0
Yorum
3
Beğeni
5,0
Puan
190
Okunma

Ben Kudüs…
Yeryüzünün kalbi, gökyüzünün duası, taşların hafızasıyım. Adım binlerce yıl boyunca rüzgârla fısıldandı; bazen müjde, bazen feryat olarak yankılandı. İçimde atılan her adım ya bir peygamberin izini taşır ya da bir mazlumun kanını. Ben; Hz. İbrahim (a.s.)’ın teslimiyetini, Hz. Musa (a.s.)’nın mücadelesini, Hz. Davud (a.s.)’un cesaretini, Hz. Süleyman (a.s.)’ın adaletini, Hz. İsa (a.s.)’nın merhametini ve Hz. Muhammed (s.a.v.)’in ümmet sevgisini gördüm, duydum, sakladım.
Ey İbrahim (a.s.)…
Sen oğlunu kurban etmeye giderken attığın her adım bu taşlarda yankılandı. Gökyüzü sana rahmetle baktı, ben sana sığındım. Fakat bugün, bu topraklarda kurban edilen çocuklar var. Kurban edilen iman değil, masumiyet. Kan, göğsümün çatlaklarından sızıyor, gözlerim ağlamaktan taş kesiliyor. Senin sınavın teslimiyetle bitti, bizimkisi kanla devam ediyor.
Ey Musa (a.s.)…
Sen kavmini zulümden kurtarmak için denizi yardın. Adaletin uğruna gece gündüz savaştın. Bugün ise denizler susuz, gökyüzü karanlık. Kavminin torunları adaletin değil, zulmün terazisini tutuyor. Gazze’deki çocuklar, Firavun’un ordularını değil; gökten yağan demir parçalarını seyrederek büyüyor. Onlara hatırlat Musa, zulme sessiz kalmanın da zulüm olduğunu.
Ey Davud (a.s.)…
Senin elindeki sapan devlerin zulmünü yıkmak içindi. Taşın, masumun savunmasıydı ama bugün taşlar çocukların ellerinde, devler ise zırhlı araçlarda. Ben, senin sapanını özlüyorum Davud; çünkü o sapan adaletin simgesiydi. Şimdi taş atan çocukların omuzlarına nişan alıyor tüfekler.
Ey Süleyman (a.s.)…
Sen tahtında hükmederken, adaletin rüzgârı her yana yayılırdı. Kuşlar bile senin meclisine gelirdi ama bugün gökyüzümde kanat çırpan güvercinler bile yere düşüyor. Gazze’nin üstünde dönen her şey ya bir savaş uçağı ya da ölümün habercisi. Adaletin terazisi kırıldı Süleyman; mirasın zalimlerin ellerinde paramparça oldu.
Ey İsa (a.s.)…
Sen yaralıları iyileştirirdin, körlerin gözünü açardın. Merhametin, en sert kalpleri bile yumuşatırdı ama bugün Gazze’de yaralılar taşların üzerinde can veriyor. Bir annenin kucağında son nefesini veren çocuğu görsen, gözlerinden kanlı yaşlar süzülürdü. Bize yeniden merhameti getir İsa; çünkü yürekler taşlaştı, gözler görmez oldu.

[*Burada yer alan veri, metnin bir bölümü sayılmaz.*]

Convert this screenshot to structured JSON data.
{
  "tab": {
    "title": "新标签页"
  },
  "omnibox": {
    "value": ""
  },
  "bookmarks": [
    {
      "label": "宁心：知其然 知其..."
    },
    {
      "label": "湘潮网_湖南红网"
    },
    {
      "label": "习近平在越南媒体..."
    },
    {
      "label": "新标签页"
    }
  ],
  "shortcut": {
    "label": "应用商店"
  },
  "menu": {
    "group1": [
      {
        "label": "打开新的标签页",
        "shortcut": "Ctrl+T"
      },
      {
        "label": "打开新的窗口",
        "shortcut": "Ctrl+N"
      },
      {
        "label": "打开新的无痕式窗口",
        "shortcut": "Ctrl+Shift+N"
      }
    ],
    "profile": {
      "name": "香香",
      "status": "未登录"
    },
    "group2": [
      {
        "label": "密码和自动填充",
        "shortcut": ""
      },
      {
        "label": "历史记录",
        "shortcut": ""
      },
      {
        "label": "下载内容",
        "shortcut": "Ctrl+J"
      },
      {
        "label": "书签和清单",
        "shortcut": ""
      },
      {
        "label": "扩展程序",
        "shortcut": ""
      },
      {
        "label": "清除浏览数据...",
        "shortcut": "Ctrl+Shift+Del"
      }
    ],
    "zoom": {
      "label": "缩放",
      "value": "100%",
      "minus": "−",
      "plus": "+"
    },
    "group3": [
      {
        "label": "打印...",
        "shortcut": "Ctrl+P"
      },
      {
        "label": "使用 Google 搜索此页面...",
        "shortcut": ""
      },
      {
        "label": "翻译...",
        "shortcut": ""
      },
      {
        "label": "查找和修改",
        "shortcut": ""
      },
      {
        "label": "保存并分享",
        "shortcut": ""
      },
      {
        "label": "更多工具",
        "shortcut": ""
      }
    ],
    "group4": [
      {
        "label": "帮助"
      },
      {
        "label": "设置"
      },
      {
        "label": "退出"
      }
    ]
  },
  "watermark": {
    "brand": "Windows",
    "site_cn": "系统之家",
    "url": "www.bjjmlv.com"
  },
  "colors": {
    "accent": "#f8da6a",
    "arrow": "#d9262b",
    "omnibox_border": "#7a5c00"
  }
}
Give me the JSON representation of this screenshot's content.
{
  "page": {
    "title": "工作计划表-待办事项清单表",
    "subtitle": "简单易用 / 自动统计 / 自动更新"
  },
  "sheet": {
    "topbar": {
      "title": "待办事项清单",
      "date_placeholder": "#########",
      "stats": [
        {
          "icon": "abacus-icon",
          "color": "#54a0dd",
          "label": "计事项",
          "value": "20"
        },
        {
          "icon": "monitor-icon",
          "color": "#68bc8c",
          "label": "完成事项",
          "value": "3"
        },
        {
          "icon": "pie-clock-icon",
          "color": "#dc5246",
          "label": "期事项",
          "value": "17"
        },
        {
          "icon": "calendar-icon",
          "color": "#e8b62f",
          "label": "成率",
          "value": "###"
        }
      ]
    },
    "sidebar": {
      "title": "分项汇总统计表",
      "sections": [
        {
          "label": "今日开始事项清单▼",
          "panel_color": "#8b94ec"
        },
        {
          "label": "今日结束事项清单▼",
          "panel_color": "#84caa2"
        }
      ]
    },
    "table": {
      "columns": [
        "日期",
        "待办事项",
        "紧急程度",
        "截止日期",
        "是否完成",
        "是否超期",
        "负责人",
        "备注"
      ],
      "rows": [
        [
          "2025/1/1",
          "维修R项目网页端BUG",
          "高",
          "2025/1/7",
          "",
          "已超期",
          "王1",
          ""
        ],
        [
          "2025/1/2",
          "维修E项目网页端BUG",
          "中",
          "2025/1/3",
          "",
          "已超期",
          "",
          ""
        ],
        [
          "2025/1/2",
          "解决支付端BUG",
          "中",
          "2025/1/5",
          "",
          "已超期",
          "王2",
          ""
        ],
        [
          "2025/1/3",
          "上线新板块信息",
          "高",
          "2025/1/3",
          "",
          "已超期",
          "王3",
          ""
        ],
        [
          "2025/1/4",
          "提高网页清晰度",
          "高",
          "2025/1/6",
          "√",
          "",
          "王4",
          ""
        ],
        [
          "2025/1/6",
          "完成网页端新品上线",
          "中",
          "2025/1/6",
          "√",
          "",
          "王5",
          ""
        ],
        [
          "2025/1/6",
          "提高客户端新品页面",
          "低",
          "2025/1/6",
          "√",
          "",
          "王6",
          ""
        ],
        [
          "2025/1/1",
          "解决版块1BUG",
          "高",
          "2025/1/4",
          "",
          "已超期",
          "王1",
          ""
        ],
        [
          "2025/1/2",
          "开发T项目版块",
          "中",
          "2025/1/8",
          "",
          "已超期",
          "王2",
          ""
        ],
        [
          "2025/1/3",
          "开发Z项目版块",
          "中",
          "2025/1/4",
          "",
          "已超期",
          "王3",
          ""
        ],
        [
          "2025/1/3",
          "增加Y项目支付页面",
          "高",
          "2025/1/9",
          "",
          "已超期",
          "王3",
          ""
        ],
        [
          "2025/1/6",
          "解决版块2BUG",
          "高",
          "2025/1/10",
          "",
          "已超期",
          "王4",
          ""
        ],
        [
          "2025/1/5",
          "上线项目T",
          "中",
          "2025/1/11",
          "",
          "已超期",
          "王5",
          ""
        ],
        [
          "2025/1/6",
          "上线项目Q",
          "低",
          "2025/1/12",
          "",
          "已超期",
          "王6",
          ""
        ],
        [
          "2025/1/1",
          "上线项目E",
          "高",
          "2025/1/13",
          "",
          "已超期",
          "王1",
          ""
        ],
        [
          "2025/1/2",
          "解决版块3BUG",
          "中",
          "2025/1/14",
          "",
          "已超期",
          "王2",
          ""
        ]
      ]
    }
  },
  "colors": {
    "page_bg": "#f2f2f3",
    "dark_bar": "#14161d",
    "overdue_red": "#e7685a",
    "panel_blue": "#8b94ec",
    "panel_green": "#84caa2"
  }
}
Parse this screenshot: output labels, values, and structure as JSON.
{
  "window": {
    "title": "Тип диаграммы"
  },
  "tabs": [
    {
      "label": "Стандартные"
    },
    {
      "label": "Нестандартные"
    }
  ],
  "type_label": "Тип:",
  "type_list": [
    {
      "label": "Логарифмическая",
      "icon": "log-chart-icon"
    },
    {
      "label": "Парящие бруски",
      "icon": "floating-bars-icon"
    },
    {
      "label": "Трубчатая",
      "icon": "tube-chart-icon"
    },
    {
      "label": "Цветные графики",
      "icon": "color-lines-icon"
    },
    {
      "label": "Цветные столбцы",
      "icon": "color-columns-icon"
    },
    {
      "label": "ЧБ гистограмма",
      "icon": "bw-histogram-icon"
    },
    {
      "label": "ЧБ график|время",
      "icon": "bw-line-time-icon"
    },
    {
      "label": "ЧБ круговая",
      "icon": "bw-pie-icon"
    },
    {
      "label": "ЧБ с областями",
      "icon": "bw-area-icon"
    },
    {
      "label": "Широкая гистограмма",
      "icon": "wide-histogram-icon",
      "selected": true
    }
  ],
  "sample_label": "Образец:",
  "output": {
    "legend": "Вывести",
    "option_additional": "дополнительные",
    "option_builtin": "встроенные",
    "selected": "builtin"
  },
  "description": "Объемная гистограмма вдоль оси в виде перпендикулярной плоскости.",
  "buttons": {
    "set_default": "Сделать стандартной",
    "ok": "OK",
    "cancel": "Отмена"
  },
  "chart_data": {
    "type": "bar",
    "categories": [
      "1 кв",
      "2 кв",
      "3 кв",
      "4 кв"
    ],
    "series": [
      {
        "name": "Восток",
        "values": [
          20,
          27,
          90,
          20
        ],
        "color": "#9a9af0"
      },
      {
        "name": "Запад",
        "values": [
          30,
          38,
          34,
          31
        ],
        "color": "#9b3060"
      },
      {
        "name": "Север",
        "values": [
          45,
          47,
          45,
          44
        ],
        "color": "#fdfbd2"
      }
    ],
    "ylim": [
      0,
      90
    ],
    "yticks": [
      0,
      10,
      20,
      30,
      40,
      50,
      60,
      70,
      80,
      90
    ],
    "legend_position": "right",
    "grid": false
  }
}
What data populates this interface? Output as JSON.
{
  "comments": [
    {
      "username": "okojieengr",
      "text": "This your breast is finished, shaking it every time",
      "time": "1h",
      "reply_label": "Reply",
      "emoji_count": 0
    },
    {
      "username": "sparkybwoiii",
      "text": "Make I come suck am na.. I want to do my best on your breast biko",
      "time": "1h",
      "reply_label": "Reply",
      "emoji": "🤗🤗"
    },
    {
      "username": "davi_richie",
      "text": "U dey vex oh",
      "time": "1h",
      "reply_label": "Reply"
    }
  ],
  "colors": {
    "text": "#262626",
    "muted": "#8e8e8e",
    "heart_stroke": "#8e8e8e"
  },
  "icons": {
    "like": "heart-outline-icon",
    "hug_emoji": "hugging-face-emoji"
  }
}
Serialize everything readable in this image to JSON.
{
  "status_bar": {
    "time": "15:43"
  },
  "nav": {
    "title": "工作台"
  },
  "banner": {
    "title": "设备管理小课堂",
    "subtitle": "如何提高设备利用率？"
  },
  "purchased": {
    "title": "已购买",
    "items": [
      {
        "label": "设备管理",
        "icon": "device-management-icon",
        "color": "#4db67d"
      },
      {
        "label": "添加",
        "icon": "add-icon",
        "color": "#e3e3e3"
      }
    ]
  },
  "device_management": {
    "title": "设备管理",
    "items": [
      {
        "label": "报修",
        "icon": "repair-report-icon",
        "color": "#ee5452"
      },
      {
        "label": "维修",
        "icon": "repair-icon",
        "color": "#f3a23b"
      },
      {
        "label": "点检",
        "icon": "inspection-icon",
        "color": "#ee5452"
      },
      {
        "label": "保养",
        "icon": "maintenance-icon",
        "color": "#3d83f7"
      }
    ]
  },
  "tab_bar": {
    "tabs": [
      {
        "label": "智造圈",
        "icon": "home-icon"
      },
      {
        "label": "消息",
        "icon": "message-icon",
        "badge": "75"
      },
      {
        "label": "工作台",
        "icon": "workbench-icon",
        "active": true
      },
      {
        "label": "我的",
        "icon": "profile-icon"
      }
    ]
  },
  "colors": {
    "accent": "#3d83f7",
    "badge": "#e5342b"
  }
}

Ve sen… Ey Nebiler nebisi Muhammed Mustafa (s.a.v.)…
Sen ümmetini tek vücut bildin, biri acı çekse diğeri hisseder dedin. Ashabına kardeşliği emanet ettin. Ama bugün ümmetin parça parça… Biri yanarken diğeri bakıyor, biri ağlarken diğeri susuyor. Gazze, ümmetinin göz bebeği, kanla yıkanıyor. Çocuklar Kur’an’ı ezberleyemeden toprağa gömülüyor. Kadınlar evlatlarının başında dua edemeden şehit oluyor.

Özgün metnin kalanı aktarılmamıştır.